Le photographe animalier Alain Prêtre en fait partie. "Notre objectif, c'est qu'ils ne tirent pas, donc on va s'interposer entre les gardes-faune et la meute de loups. On fait du bruit sur notre passage, on s'agite, pour qu'on ne nous prenne pas pour des loups, et puis pour effaroucher la meute", explique-t-il.
A ses yeux, la démarche est légitime, même si pas forcément légale. Frédéric Hofmann parle lui d’une "entrave à l’acte d’une autorité officielle". Mais l’Etat privilégie pour l’instant la discussion à la répression.
Plus globalement, il relève que le contexte autour du grand prédateur ne facilite pas la tâche du canton: "Le loup, c'est comme le Covid. Chacun s'improvise expert et chacun a la solution."
Des avis qui divergent
Pour 15 minutes, Frédéric Hofmann et Alain Prêtre ont accepté d’échanger. C’est la première fois qu’ils se rencontraient. Alain Prêtre rappelle notamment son "opposition radicale" au tir de loups.

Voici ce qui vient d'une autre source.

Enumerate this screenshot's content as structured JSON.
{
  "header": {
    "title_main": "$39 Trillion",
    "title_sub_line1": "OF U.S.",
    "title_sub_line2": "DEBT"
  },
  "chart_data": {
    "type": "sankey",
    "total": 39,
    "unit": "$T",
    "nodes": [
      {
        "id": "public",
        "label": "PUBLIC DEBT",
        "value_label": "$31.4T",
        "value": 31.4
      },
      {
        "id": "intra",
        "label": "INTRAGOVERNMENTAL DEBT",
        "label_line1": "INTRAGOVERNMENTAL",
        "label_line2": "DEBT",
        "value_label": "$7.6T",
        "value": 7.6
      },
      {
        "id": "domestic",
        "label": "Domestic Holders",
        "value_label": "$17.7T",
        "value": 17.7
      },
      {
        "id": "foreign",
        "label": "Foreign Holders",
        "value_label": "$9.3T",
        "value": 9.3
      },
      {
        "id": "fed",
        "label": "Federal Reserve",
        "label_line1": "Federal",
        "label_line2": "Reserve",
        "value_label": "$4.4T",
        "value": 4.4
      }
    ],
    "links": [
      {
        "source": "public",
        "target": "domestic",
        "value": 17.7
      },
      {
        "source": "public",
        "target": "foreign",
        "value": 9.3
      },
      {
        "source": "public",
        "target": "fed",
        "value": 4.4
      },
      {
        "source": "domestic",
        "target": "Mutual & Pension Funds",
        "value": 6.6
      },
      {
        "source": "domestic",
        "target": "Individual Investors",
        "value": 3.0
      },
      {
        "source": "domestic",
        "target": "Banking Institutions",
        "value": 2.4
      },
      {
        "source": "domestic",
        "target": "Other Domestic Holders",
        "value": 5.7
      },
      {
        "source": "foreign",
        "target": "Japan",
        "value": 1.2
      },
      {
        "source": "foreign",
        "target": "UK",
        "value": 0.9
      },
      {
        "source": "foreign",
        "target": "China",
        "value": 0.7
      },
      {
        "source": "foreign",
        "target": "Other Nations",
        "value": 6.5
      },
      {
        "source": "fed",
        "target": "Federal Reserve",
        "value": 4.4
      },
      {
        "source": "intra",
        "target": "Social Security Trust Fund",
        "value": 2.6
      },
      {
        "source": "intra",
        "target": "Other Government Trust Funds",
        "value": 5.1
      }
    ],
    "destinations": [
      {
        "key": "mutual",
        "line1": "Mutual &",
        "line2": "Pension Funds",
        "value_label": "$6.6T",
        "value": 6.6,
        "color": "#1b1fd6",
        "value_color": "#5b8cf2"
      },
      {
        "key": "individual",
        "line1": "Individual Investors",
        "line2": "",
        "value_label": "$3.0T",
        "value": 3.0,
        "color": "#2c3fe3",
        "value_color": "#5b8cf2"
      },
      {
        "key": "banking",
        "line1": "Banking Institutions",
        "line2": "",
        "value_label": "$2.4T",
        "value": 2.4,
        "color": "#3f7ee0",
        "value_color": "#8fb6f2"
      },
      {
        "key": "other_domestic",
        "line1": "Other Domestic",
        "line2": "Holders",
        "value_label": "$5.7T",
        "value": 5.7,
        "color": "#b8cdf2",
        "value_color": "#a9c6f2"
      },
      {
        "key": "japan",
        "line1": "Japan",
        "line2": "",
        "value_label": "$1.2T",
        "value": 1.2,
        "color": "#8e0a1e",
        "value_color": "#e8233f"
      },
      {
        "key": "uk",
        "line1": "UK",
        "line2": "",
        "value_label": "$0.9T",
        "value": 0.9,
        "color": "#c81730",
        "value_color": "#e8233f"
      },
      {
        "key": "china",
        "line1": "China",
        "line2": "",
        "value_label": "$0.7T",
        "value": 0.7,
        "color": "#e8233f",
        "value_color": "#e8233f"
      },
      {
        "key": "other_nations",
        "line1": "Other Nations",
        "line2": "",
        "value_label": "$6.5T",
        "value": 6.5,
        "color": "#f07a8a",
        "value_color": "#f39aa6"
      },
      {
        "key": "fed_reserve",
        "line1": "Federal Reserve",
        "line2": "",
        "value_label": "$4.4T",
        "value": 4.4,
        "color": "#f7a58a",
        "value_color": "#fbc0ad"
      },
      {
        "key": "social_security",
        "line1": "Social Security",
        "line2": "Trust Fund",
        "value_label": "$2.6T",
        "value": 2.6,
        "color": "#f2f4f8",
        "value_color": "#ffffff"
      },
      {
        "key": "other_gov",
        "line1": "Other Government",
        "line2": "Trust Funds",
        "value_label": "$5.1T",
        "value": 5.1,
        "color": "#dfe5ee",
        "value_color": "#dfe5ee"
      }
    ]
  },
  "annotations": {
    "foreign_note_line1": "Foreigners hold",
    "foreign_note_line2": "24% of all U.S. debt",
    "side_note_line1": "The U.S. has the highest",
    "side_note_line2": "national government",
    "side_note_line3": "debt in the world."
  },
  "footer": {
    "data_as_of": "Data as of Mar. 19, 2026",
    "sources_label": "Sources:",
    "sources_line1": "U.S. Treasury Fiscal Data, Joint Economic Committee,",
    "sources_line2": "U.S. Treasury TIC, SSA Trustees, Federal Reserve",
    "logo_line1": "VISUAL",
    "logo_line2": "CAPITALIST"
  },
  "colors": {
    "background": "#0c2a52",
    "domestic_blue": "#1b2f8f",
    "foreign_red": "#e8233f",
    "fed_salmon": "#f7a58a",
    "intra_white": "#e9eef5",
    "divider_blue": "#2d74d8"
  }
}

Il estime que le canton a certes "la loi pour lui, mais que cela ne rend pas pour autant le tir moral". Frédéric Hofmann explique que les tirs ne sont que "l'une des mesures de protection" et qu'en "aucun cas" ils ne nuiront à la survie de la meute ni de l'espèce". Il rappelle que "la population de loups a doublé en Suisse ces deux dernières années."
Recherches de solutions
Depuis le début de l’été, 13 veaux ont été tués par des loups dans la région, selon le décompte du canton. En première ligne: les éleveurs, dont fait partie le député vert’libéral Claude-Alain Gebhard, qui connaît bien les réalités de sa corporation.
"Certains des éleveurs sont très révoltés et prêts à sortir le fusil ou à empoisonner les loups. La majorité sont surpris et dans l'attente de solutions (...) et puis il y a certains éleveurs comme moi qui sont un petit peu plus tolérants et philosophes", explique-t-il.
En tant que politicien, Claude-Alain Gebhard prône le dialogue. Pour lui, "personne n'a le même niveau de connaissance et la même grille de lecture. En ce sens, un dialogue et un terrain d'entente doivent être trouvés." Une vision qui semble globalement partagée par les acteurs rencontrés par 15 minutes sur le terrain, afin d'éviter le même scénario l'année prochaine.